The fund was established in 1925 by a wealthy lifelong Presbyterian, James N. Jarvie, to aid older adult Presbyterians in the New York City area “who in their declining years find themselves without sufficient means of support.”
The original overtures had called for the creation of an administrative commission or special committee. Advocates of those overtures and six speakers at an open hearing cited concerns about a lack of openness, accountability and compliance with donor intentions on the part of the Presbyterian Foundation, which administers the Jarvie fund.

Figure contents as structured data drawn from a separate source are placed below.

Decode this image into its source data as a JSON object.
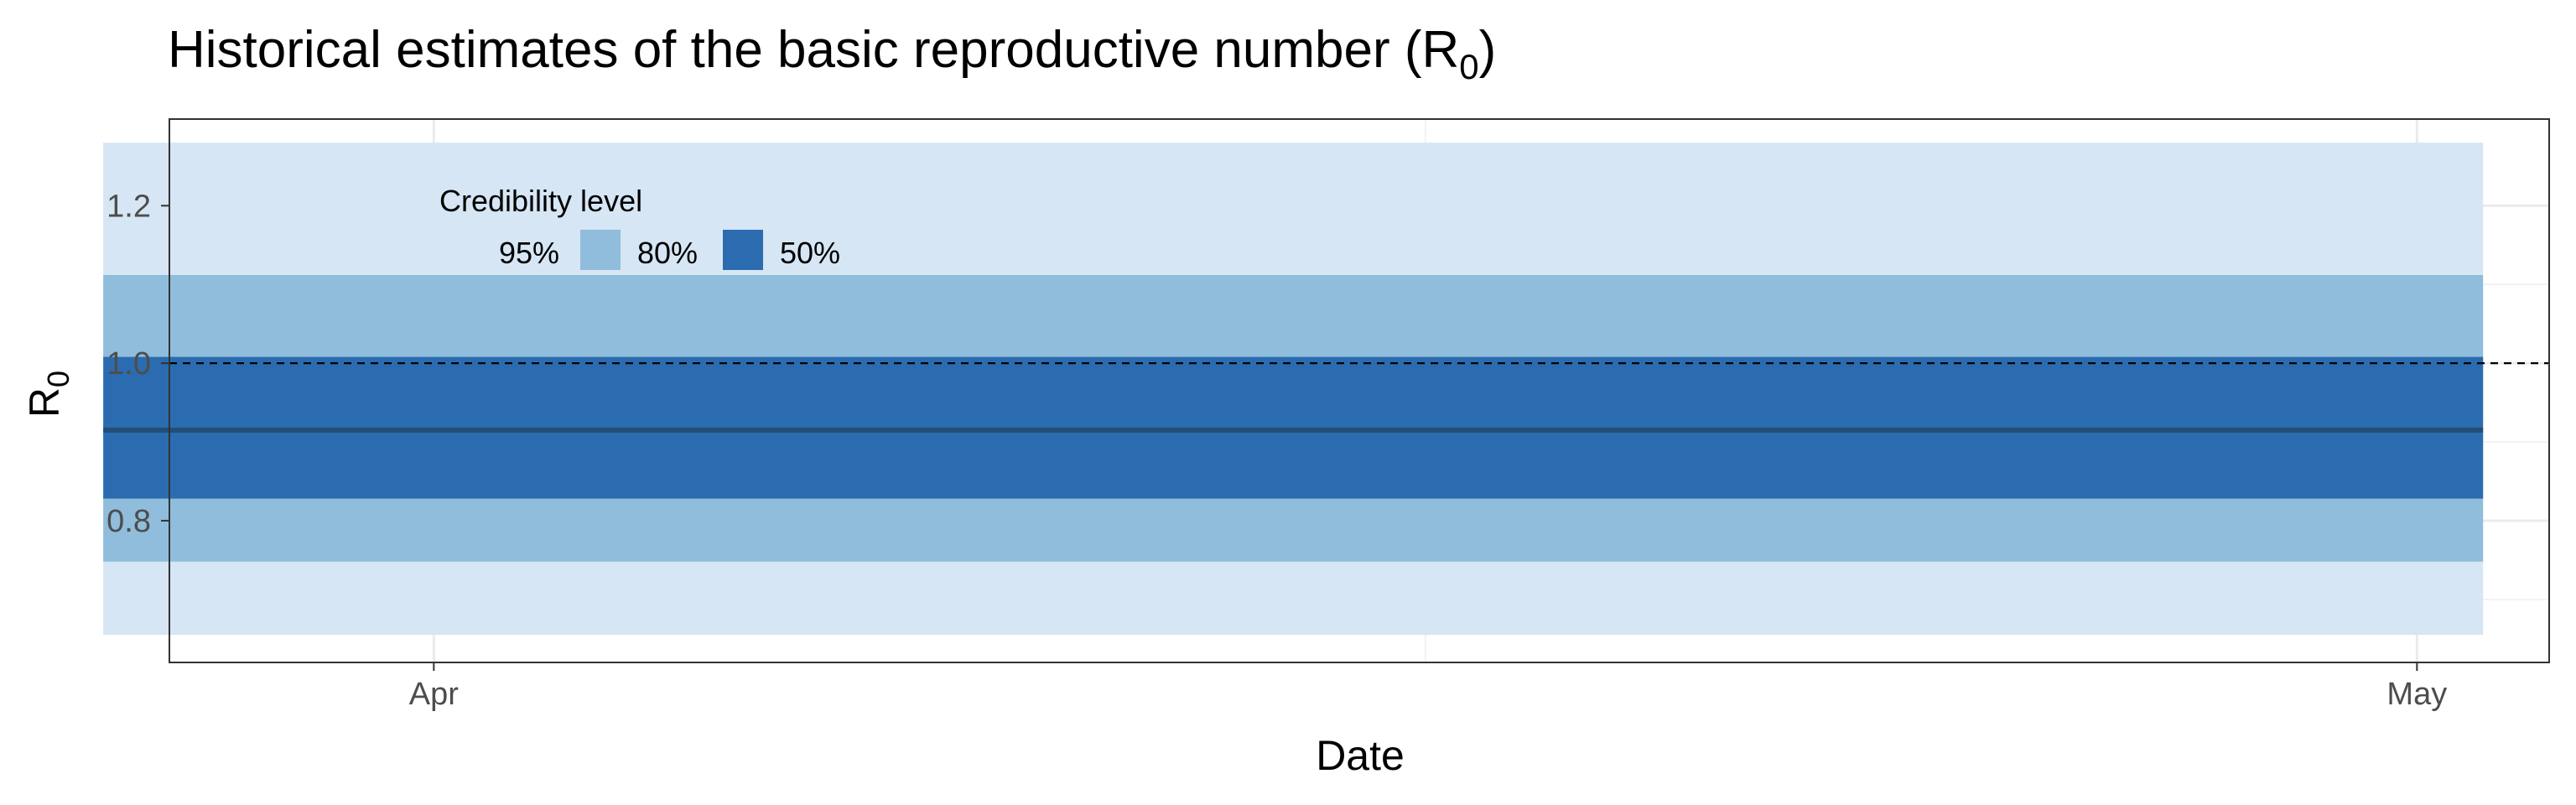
{
  "chart_data": {
    "type": "area",
    "title": "Historical estimates of the basic reproductive number (R",
    "title_subscript": "0",
    "title_suffix": ")",
    "xlabel": "Date",
    "ylabel": "R",
    "ylabel_subscript": "0",
    "x_range": [
      "2020-03-28",
      "2020-05-03"
    ],
    "x": [
      "2020-03-27",
      "2020-05-02"
    ],
    "median": [
      0.915,
      0.915
    ],
    "bands": [
      {
        "name": "95%",
        "lower": [
          0.655,
          0.655
        ],
        "upper": [
          1.28,
          1.28
        ],
        "color": "#d6e6f4"
      },
      {
        "name": "80%",
        "lower": [
          0.748,
          0.748
        ],
        "upper": [
          1.112,
          1.112
        ],
        "color": "#8fbddb"
      },
      {
        "name": "50%",
        "lower": [
          0.828,
          0.828
        ],
        "upper": [
          1.008,
          1.008
        ],
        "color": "#2b6cb0"
      }
    ],
    "median_color": "#234e78",
    "reference_line": {
      "y": 1.0,
      "style": "dashed"
    },
    "ylim": [
      0.62,
      1.31
    ],
    "yticks": [
      {
        "value": 0.8,
        "label": "0.8"
      },
      {
        "value": 1.0,
        "label": "1.0"
      },
      {
        "value": 1.2,
        "label": "1.2"
      }
    ],
    "xticks": [
      {
        "date": "2020-04-01",
        "label": "Apr"
      },
      {
        "date": "2020-05-01",
        "label": "May"
      }
    ],
    "grid": true,
    "legend": {
      "title": "Credibility level",
      "entries": [
        "95%",
        "80%",
        "50%"
      ],
      "placement": "top-left inside"
    }
  }
}
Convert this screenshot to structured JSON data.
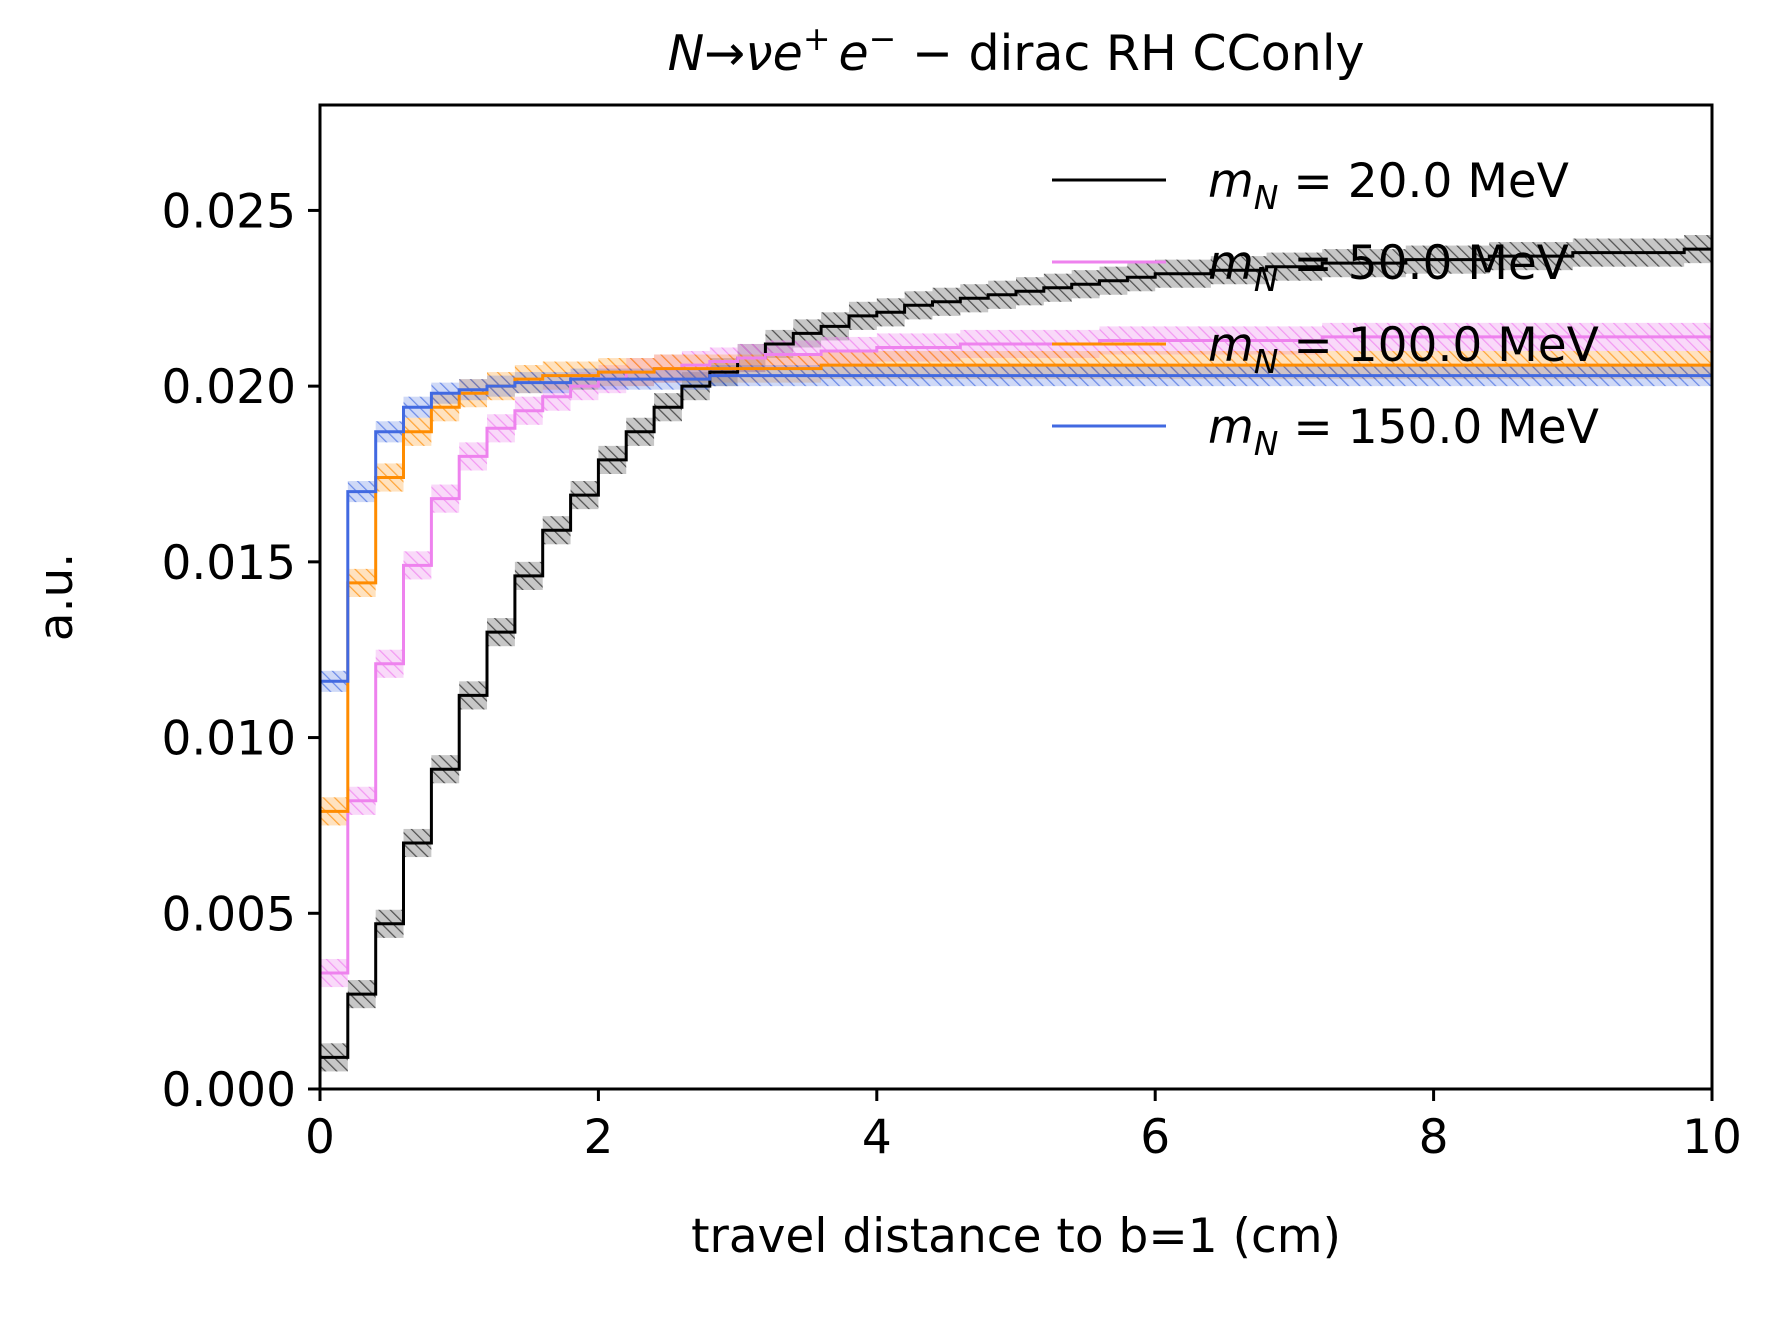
{
  "chart_data": {
    "type": "line",
    "style": "step-histogram-with-error-bands",
    "title_parts": {
      "N": "N",
      "arrow": "→",
      "nu": "ν",
      "e1": "e",
      "plus": "+",
      "e2": "e",
      "minus": "−",
      "rest": " − dirac RH CConly"
    },
    "xlabel": "travel distance to b=1 (cm)",
    "ylabel": "a.u.",
    "xlim": [
      0,
      10
    ],
    "ylim": [
      0,
      0.028
    ],
    "xticks": [
      "0",
      "2",
      "4",
      "6",
      "8",
      "10"
    ],
    "yticks": [
      "0.000",
      "0.005",
      "0.010",
      "0.015",
      "0.020",
      "0.025"
    ],
    "grid": false,
    "legend_position": "upper right",
    "bin_width": 0.2,
    "x": [
      0.0,
      0.2,
      0.4,
      0.6,
      0.8,
      1.0,
      1.2,
      1.4,
      1.6,
      1.8,
      2.0,
      2.2,
      2.4,
      2.6,
      2.8,
      3.0,
      3.2,
      3.4,
      3.6,
      3.8,
      4.0,
      4.2,
      4.4,
      4.6,
      4.8,
      5.0,
      5.2,
      5.4,
      5.6,
      5.8,
      6.0,
      6.2,
      6.4,
      6.6,
      6.8,
      7.0,
      7.2,
      7.4,
      7.6,
      7.8,
      8.0,
      8.2,
      8.4,
      8.6,
      8.8,
      9.0,
      9.2,
      9.4,
      9.6,
      9.8
    ],
    "series": [
      {
        "name": "m_N = 20.0 MeV",
        "legend": {
          "m": "m",
          "sub": "N",
          "eq": " = 20.0 MeV"
        },
        "color": "#000000",
        "values": [
          0.0009,
          0.0027,
          0.0047,
          0.007,
          0.0091,
          0.0112,
          0.013,
          0.0146,
          0.0159,
          0.0169,
          0.0179,
          0.0187,
          0.0194,
          0.02,
          0.0204,
          0.0208,
          0.0212,
          0.0215,
          0.0217,
          0.022,
          0.0221,
          0.0223,
          0.0224,
          0.0225,
          0.0226,
          0.0227,
          0.0228,
          0.0229,
          0.023,
          0.0231,
          0.0232,
          0.0232,
          0.0233,
          0.0233,
          0.0234,
          0.0234,
          0.0235,
          0.0235,
          0.0235,
          0.0236,
          0.0236,
          0.0236,
          0.0237,
          0.0237,
          0.0237,
          0.0238,
          0.0238,
          0.0238,
          0.0238,
          0.0239
        ],
        "band_halfwidth": 0.0004
      },
      {
        "name": "m_N = 50.0 MeV",
        "legend": {
          "m": "m",
          "sub": "N",
          "eq": " = 50.0 MeV"
        },
        "color": "#ee82ee",
        "values": [
          0.0033,
          0.0082,
          0.0121,
          0.0149,
          0.0168,
          0.018,
          0.0188,
          0.0193,
          0.0197,
          0.02,
          0.0202,
          0.0204,
          0.0205,
          0.0206,
          0.0207,
          0.0208,
          0.0209,
          0.0209,
          0.021,
          0.021,
          0.0211,
          0.0211,
          0.0211,
          0.0212,
          0.0212,
          0.0212,
          0.0212,
          0.0212,
          0.0213,
          0.0213,
          0.0213,
          0.0213,
          0.0213,
          0.0213,
          0.0213,
          0.0213,
          0.0214,
          0.0214,
          0.0214,
          0.0214,
          0.0214,
          0.0214,
          0.0214,
          0.0214,
          0.0214,
          0.0214,
          0.0214,
          0.0214,
          0.0214,
          0.0214
        ],
        "band_halfwidth": 0.0004
      },
      {
        "name": "m_N = 100.0 MeV",
        "legend": {
          "m": "m",
          "sub": "N",
          "eq": " = 100.0 MeV"
        },
        "color": "#ff8c00",
        "values": [
          0.0079,
          0.0144,
          0.0174,
          0.0187,
          0.0194,
          0.0198,
          0.02,
          0.0202,
          0.0203,
          0.0203,
          0.0204,
          0.0204,
          0.0205,
          0.0205,
          0.0205,
          0.0205,
          0.0205,
          0.0205,
          0.0206,
          0.0206,
          0.0206,
          0.0206,
          0.0206,
          0.0206,
          0.0206,
          0.0206,
          0.0206,
          0.0206,
          0.0206,
          0.0206,
          0.0206,
          0.0206,
          0.0206,
          0.0206,
          0.0206,
          0.0206,
          0.0206,
          0.0206,
          0.0206,
          0.0206,
          0.0206,
          0.0206,
          0.0206,
          0.0206,
          0.0206,
          0.0206,
          0.0206,
          0.0206,
          0.0206,
          0.0206
        ],
        "band_halfwidth": 0.0004
      },
      {
        "name": "m_N = 150.0 MeV",
        "legend": {
          "m": "m",
          "sub": "N",
          "eq": " = 150.0 MeV"
        },
        "color": "#4169e1",
        "values": [
          0.0116,
          0.017,
          0.0187,
          0.0194,
          0.0198,
          0.0199,
          0.02,
          0.0201,
          0.0201,
          0.0202,
          0.0202,
          0.0202,
          0.0202,
          0.0202,
          0.0203,
          0.0203,
          0.0203,
          0.0203,
          0.0203,
          0.0203,
          0.0203,
          0.0203,
          0.0203,
          0.0203,
          0.0203,
          0.0203,
          0.0203,
          0.0203,
          0.0203,
          0.0203,
          0.0203,
          0.0203,
          0.0203,
          0.0203,
          0.0203,
          0.0203,
          0.0203,
          0.0203,
          0.0203,
          0.0203,
          0.0203,
          0.0203,
          0.0203,
          0.0203,
          0.0203,
          0.0203,
          0.0203,
          0.0203,
          0.0203,
          0.0203
        ],
        "band_halfwidth": 0.0003
      }
    ]
  }
}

Most speakers at the open hearing affirmed the Foundation’s administration of Jarvie and noted that the concerns raised by the overtures had been addressed multiple times by both secular and church bodies, including the 222nd General Assembly. The speakers included the Rev. Marjory Roth, who was hired last year as the first full-time chaplain Jarvie beneficiaries.
Several speakers said creating a special committee or commission would be “a huge waste of church resources.” A report on financial implications indicated the reconciliation team proposed by Committee 13 would cost about $46,200, while an administrative commission would cost about $151,000.
The committee voted to commemorate the Jarvie Commonweal Service’s 90th anniversary and affirm the work of the program.
In other actions, Committee 13:
- Responded to a commissioners’ resolution proposing a jubilee declaration for church mortgage grants passing a substitute encouraging the Presbyterian Mission Agency and the Presbyterian Development and Loan Program to consider forgiveness of mortgage grants established in 1968 or earlier only to congregations closing and turning over their assets to presbyteries, and not to churches leaving the denomination.
- Voted to affirm the election of the Rev. Thomas F. Taylor to a third term as president and CEO of the Presbyterian Foundation, and to confirm Karen L. Garrett as director of the New Covenant Trust Company, a Foundation subsidiary.
- Applauded the Presbyterian Publishing Corporation’s contribution of more than 1,500 copies of the Presbyterian Hymnal in Spanish to churches in Puerto Rico devastated by last year’s Hurricane Maria.